No voice
Liverpool Independent’s Biennial
“in a former police station, Bridewell Gallery, Liverpool.”
In a moving and personal exhibition which highlights the plight of exiles Jacqui brought together Cuban art and poetry, featuring Nancy Morejon’s poem “My mother, who lives in a letter” and showed it and others alongside her own paintings in a former police station, The Bridewell, in Liverpool.
As an emigrant from South Africa, Jacqui’s paintings explore notions of dislocation and longing in a body of work titled Exile. The Cuban poetry was written by exiles living in France or America at the time and was largely unpublished. She transcribed some of it from a BBC Radio 4/Arts broadcast by the then poet laureate Roshan Doug and researched the others for months finding them through linked connections.

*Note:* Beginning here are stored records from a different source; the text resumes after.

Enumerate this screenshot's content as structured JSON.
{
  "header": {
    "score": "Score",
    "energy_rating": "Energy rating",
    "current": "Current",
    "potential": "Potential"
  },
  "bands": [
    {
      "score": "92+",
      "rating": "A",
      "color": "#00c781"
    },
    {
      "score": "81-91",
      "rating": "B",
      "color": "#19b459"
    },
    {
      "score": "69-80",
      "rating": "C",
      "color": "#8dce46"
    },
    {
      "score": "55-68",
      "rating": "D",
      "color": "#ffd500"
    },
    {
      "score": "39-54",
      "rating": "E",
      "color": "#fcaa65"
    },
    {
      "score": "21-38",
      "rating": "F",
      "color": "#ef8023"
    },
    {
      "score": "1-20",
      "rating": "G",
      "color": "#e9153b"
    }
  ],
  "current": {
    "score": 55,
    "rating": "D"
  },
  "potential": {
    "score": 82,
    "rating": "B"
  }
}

Two contemporary Cuban artists, Enrique Tartabull and Santiago Ferrer, had work collected from Cuba by Hilary Johnston. These artists live in a state of exile within their own country. The restrictions imposed on them denies them the opportunity to have a dialogue with international artists and even less so the opportunity to show work outside Cuba. It is for this reason that Jacqui offered them a voice in the Liverpool Independents Biennial.
A comment in the visitors book:
“An ambitious and thought provoking exhibition- it is important to see international works alongside local artists.”